Another Year
- long
- 107'
- English subtitles
Joy Division, 1979: When routine bites hard, And ambitions are low, And resentment rides high, But emotions won’t grow, And we’re changing our ways, Taking different roads.Then love, love will tear us apart. Love, love will tear us apart again.
Choosing between the many defining moments in the Russian relationship drama Another Year is no easy feat. Is it the song Love will tear us apart at the alcohol-fuelled company party, the extremely intimate sex scenes or the moment they throw away the floral-printed double mattress? All three scenes are equally intense and significant, and they are all proof of director Oksana Bychkova’s unmistakable talent. Her delicate character study shows Russian twenty-somethings Yegor and Zhenya, who married when they were very young, heading straight for divorce – unless they manage to turn things around. From December 27th onward, the film shows the couple slowly drifting apart over the course of a full year.

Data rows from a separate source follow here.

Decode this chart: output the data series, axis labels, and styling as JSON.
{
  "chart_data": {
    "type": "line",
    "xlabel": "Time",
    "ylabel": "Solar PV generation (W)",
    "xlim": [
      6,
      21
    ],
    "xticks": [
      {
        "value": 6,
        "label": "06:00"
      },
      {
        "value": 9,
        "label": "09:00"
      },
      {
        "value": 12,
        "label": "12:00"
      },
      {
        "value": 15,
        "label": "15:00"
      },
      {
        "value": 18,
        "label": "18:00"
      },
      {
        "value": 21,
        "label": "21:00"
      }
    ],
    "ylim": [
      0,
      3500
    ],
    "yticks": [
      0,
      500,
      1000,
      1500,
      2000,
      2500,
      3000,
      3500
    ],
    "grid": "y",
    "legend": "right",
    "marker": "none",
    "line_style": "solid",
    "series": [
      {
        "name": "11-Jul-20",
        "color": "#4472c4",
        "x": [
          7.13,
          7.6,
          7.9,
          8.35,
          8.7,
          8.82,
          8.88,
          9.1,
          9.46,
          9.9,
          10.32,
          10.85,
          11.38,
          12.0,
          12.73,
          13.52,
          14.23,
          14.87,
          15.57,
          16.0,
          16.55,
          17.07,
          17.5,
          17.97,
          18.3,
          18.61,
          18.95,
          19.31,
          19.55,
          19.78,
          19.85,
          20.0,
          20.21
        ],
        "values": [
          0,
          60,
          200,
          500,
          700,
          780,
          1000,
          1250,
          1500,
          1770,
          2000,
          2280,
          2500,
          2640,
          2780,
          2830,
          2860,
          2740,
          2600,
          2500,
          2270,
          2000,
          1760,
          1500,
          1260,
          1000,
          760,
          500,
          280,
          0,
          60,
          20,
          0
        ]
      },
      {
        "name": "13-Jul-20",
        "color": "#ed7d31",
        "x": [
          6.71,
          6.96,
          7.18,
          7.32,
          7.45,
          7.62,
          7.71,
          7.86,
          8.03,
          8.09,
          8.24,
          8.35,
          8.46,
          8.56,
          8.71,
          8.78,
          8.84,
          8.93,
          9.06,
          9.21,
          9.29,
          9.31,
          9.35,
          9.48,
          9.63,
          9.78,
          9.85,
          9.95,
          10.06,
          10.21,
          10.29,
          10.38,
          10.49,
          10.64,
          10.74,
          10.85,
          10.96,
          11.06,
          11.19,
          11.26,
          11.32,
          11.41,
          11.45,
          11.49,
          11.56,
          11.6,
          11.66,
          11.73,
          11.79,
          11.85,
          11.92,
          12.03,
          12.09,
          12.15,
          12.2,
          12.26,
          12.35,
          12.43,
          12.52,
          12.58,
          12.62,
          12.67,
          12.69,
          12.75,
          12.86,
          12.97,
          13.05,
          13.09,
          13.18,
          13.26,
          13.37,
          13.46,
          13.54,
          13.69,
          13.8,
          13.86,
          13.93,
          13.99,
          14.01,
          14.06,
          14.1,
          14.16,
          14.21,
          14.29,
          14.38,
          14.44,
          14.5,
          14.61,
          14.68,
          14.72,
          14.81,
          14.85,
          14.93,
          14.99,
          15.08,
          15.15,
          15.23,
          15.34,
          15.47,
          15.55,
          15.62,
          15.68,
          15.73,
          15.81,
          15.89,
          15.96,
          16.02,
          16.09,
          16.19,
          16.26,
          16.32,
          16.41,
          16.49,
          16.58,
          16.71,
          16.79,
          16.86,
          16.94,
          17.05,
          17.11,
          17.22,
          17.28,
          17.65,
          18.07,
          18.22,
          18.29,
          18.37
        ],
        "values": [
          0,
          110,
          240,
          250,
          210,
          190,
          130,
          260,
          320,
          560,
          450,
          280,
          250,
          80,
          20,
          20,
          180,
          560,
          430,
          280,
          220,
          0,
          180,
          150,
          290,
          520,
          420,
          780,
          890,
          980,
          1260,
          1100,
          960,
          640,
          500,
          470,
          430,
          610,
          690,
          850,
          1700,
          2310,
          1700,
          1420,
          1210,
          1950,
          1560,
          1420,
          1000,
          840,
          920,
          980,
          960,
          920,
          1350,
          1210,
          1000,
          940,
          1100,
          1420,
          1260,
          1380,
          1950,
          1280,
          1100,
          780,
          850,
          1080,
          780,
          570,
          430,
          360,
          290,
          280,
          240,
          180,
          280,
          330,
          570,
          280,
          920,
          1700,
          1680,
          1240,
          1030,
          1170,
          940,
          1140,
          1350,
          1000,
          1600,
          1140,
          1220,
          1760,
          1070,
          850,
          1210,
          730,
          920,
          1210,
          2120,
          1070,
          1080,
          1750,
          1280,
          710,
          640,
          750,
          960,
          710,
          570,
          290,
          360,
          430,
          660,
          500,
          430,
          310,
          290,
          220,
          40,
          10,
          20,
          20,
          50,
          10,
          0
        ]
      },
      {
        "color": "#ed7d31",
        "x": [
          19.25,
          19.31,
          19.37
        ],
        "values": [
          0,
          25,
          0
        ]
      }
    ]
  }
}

Yegor (Alexey Filimonov) and Zhenya (Nadya Lumpova) have been together for ever. It shows. In the way they bicker as they shop for winter clothes, the way they discuss their yearly options for spending New Year’s Eve, and in the intimate, warm and familiar way they make love. Everything changes when Zhenya starts a new job at a trendy Moscow editorial office and begins to realize how little Yegor has changed, or shown any ambition, since they got together. This obviously fuels his insecurity, and slowly, the two start to drift apart. But can they really live without one another?
Another Year’s delicate screenplay combined with Nadya Lumpova’s stellar performance as Zhenya make it one of 2014’s must-see movies. It is rare for a film to really allow you to connect to the characters without feeling the presence of the director. Comparisons to La Vie d’Adele and Derek Cianfrances’ Blue Valentine are self-evident, and just like in those films, we have a hard time parting with the couple we have shared so much with over the course of 107 minutes. An impressive achievement, that was justly awarded with The Big Screen Award at IFFR last year.